In June 2022, Stein began harassing and haranguing politicians including Alexandria Ocasio-Cortez, Ted Cruz, Dan Crenshaw, Beto O'Rourke, Adam Kinzinger, and Eric Swalwell. He was described as sexually harassing Ocasio-Cortez on the steps of the U.S. Capitol in July 2022 by calling her a "big booty Latina" and accusing her of wanting to "kill babies". He told Kinzinger that he was a "d-bag". He called Crenshaw a "globalist RINO"; Crenshaw compared Stein to an angry little boy in a tweet after the confrontation.

In October 2022, an event featuring Stein and Proud Boys founder Gavin McInnes that had been scheduled by the group Uncensored America at Penn State University was cancelled by the university at the last minute after protests and confrontations; Stein taunted protesters and was spit on by one. In December 2022, Stein and a half-dressed man he called his "wife's boyfriend" broke into the lobby of Barstool Sports and were forcefully removed by security.

Stein was a candidate for the Board of Trustees of the Highland Park Independent School District in Texas, in an election scheduled for May 6, 2023. He received 1% of the vote, according to unofficial results.

In June 2023, Stein confronted female basketball player Brittney Griner and her Phoenix Mercury teammates, recording himself yelling at her as she walked through the Dallas-Fort Worth International Airport. In July 2023, Stein was scheduled to make his professional boxing debut against Iraqi TikToker MoDeen on the undercard of MF & DAZN: X Series 008 in Nashville, Tennessee, but the bout was called off after a press conference where Stein threw hot dogs at MoDeen, who is Muslim, and yelled "you love pork, right?". Stein later told The Sun that the hot dogs were turkey, not pork.

On February 8, 2023, Stein debuted Prime Time with Alex Stein on the American conservative network Blaze Media. In 2023, 2024 and 2026, he was in the reality web series Fishtank. Stein was emcee at the New York Young Republican Club 2023 event headlined by Donald Trump.

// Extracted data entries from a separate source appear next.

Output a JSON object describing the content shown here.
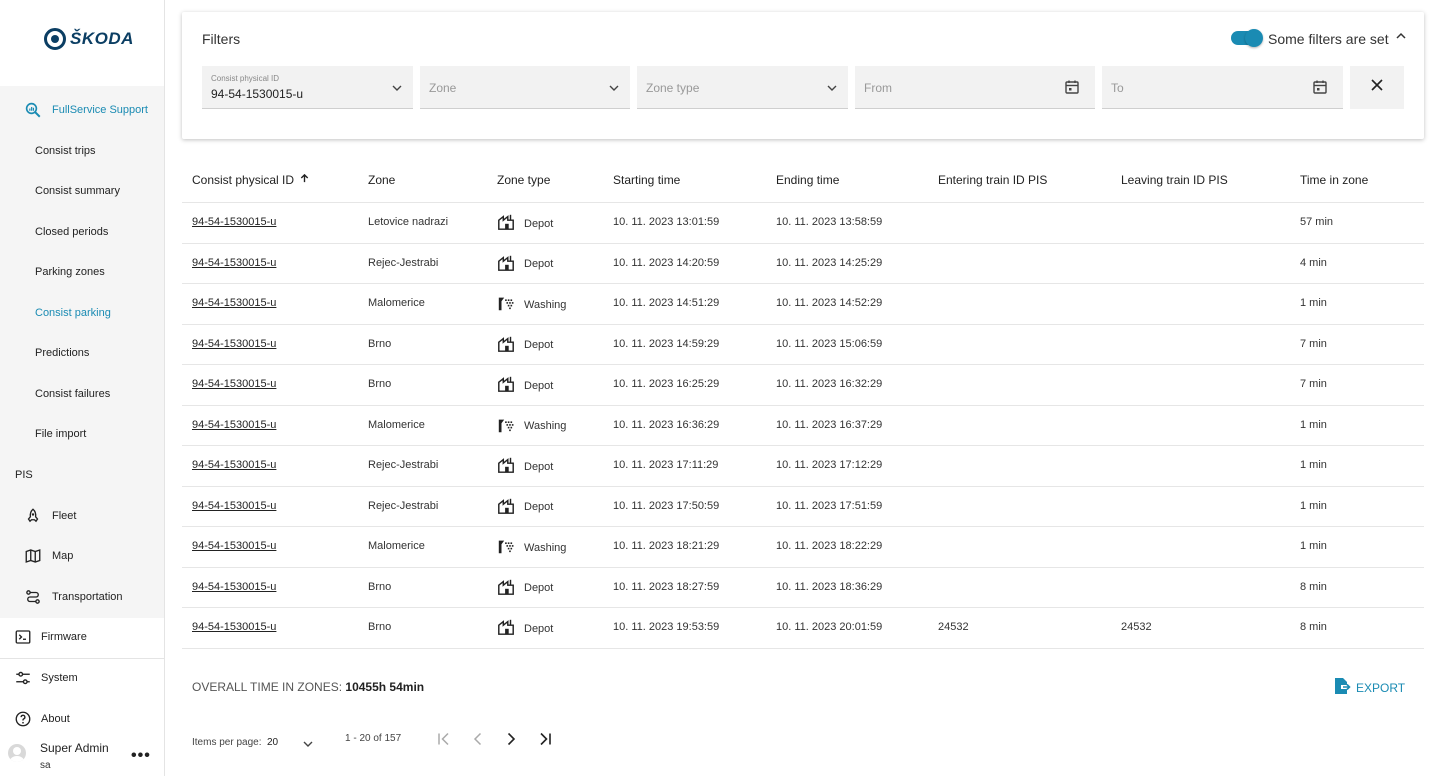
{
  "brand": {
    "name": "ŠKODA"
  },
  "sidebar": {
    "fullservice": {
      "label": "FullService Support"
    },
    "items": [
      {
        "label": "Consist trips"
      },
      {
        "label": "Consist summary"
      },
      {
        "label": "Closed periods"
      },
      {
        "label": "Parking zones"
      },
      {
        "label": "Consist parking",
        "active": true
      },
      {
        "label": "Predictions"
      },
      {
        "label": "Consist failures"
      },
      {
        "label": "File import"
      }
    ],
    "pis_label": "PIS",
    "pis_items": [
      {
        "label": "Fleet",
        "icon": "rocket-icon"
      },
      {
        "label": "Map",
        "icon": "map-icon"
      },
      {
        "label": "Transportation",
        "icon": "route-icon"
      }
    ],
    "firmware": {
      "label": "Firmware"
    },
    "system": {
      "label": "System"
    },
    "about": {
      "label": "About"
    },
    "user": {
      "name": "Super Admin",
      "login": "sa"
    }
  },
  "filters": {
    "title": "Filters",
    "toggle_label": "Some filters are set",
    "consist_id": {
      "label": "Consist physical ID",
      "value": "94-54-1530015-u"
    },
    "zone": {
      "placeholder": "Zone"
    },
    "zone_type": {
      "placeholder": "Zone type"
    },
    "from": {
      "placeholder": "From"
    },
    "to": {
      "placeholder": "To"
    }
  },
  "table": {
    "columns": [
      "Consist physical ID",
      "Zone",
      "Zone type",
      "Starting time",
      "Ending time",
      "Entering train ID PIS",
      "Leaving train ID PIS",
      "Time in zone"
    ],
    "rows": [
      {
        "id": "94-54-1530015-u",
        "zone": "Letovice nadrazi",
        "type": "Depot",
        "start": "10. 11. 2023 13:01:59",
        "end": "10. 11. 2023 13:58:59",
        "enter": "",
        "leave": "",
        "time": "57 min"
      },
      {
        "id": "94-54-1530015-u",
        "zone": "Rejec-Jestrabi",
        "type": "Depot",
        "start": "10. 11. 2023 14:20:59",
        "end": "10. 11. 2023 14:25:29",
        "enter": "",
        "leave": "",
        "time": "4 min"
      },
      {
        "id": "94-54-1530015-u",
        "zone": "Malomerice",
        "type": "Washing",
        "start": "10. 11. 2023 14:51:29",
        "end": "10. 11. 2023 14:52:29",
        "enter": "",
        "leave": "",
        "time": "1 min"
      },
      {
        "id": "94-54-1530015-u",
        "zone": "Brno",
        "type": "Depot",
        "start": "10. 11. 2023 14:59:29",
        "end": "10. 11. 2023 15:06:59",
        "enter": "",
        "leave": "",
        "time": "7 min"
      },
      {
        "id": "94-54-1530015-u",
        "zone": "Brno",
        "type": "Depot",
        "start": "10. 11. 2023 16:25:29",
        "end": "10. 11. 2023 16:32:29",
        "enter": "",
        "leave": "",
        "time": "7 min"
      },
      {
        "id": "94-54-1530015-u",
        "zone": "Malomerice",
        "type": "Washing",
        "start": "10. 11. 2023 16:36:29",
        "end": "10. 11. 2023 16:37:29",
        "enter": "",
        "leave": "",
        "time": "1 min"
      },
      {
        "id": "94-54-1530015-u",
        "zone": "Rejec-Jestrabi",
        "type": "Depot",
        "start": "10. 11. 2023 17:11:29",
        "end": "10. 11. 2023 17:12:29",
        "enter": "",
        "leave": "",
        "time": "1 min"
      },
      {
        "id": "94-54-1530015-u",
        "zone": "Rejec-Jestrabi",
        "type": "Depot",
        "start": "10. 11. 2023 17:50:59",
        "end": "10. 11. 2023 17:51:59",
        "enter": "",
        "leave": "",
        "time": "1 min"
      },
      {
        "id": "94-54-1530015-u",
        "zone": "Malomerice",
        "type": "Washing",
        "start": "10. 11. 2023 18:21:29",
        "end": "10. 11. 2023 18:22:29",
        "enter": "",
        "leave": "",
        "time": "1 min"
      },
      {
        "id": "94-54-1530015-u",
        "zone": "Brno",
        "type": "Depot",
        "start": "10. 11. 2023 18:27:59",
        "end": "10. 11. 2023 18:36:29",
        "enter": "",
        "leave": "",
        "time": "8 min"
      },
      {
        "id": "94-54-1530015-u",
        "zone": "Brno",
        "type": "Depot",
        "start": "10. 11. 2023 19:53:59",
        "end": "10. 11. 2023 20:01:59",
        "enter": "24532",
        "leave": "24532",
        "time": "8 min"
      }
    ]
  },
  "summary": {
    "label": "OVERALL TIME IN ZONES:",
    "value": "10455h 54min"
  },
  "export": {
    "label": "EXPORT"
  },
  "pager": {
    "items_per_page_label": "Items per page:",
    "items_per_page": "20",
    "range": "1 - 20 of 157"
  },
  "colors": {
    "accent": "#1a8bb3",
    "brand": "#0b3e63"
  }
}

In July 2024, he was kicked out of the Republican National Convention after he disrupted an interview.

He engaged in a one-man parody activism campaign mocking LGBTQ advocacy in the Gaza war. In one incident that Stein shared on his own social media, he tried drawing pink graffiti saying "October 7", but genuine protestors washed it away. He sometimes used "Gays for Palestine" as his slogan, and the name of his parody organization. A similar phrase was used by Benjamin Netanyahu in a speech where he said "Gays for Gaza might as well hold up signs saying chickens for KFC". Stein also used more overtly homophobic mockery and slurs, including the slogan "Homos for Hamas".

In February 2026, Stein disrupted a Plano City Council meeting, appearing in an Indian outfit mocking the culture, incorrectly stating that they eat cow dung. This caused several Indian American citizens to walk out in protest.

== Political views ==

Stein's politics have been described by critics as right-wing, far-right, and alt-right. Stein himself has identified as a populist, and a centrist. During the COVID-19 pandemic, he criticized vaccine mandates, mask ordinances, and lockdowns. Stein has said he favors socializing the healthcare system.

== Personal life ==

Stein has said that he believes in God but not organized religion. He often refers to himself as "PrimeTime#99".

Stein's mother, Kelly Stein, died of COVID-19 in October 2021. Stein's father said Stein's experience of watching his mother get extubated "traumatized him" and "totally broke him down". Stein said the hospital's use of the antiviral drug remdesivir caused his mother's death.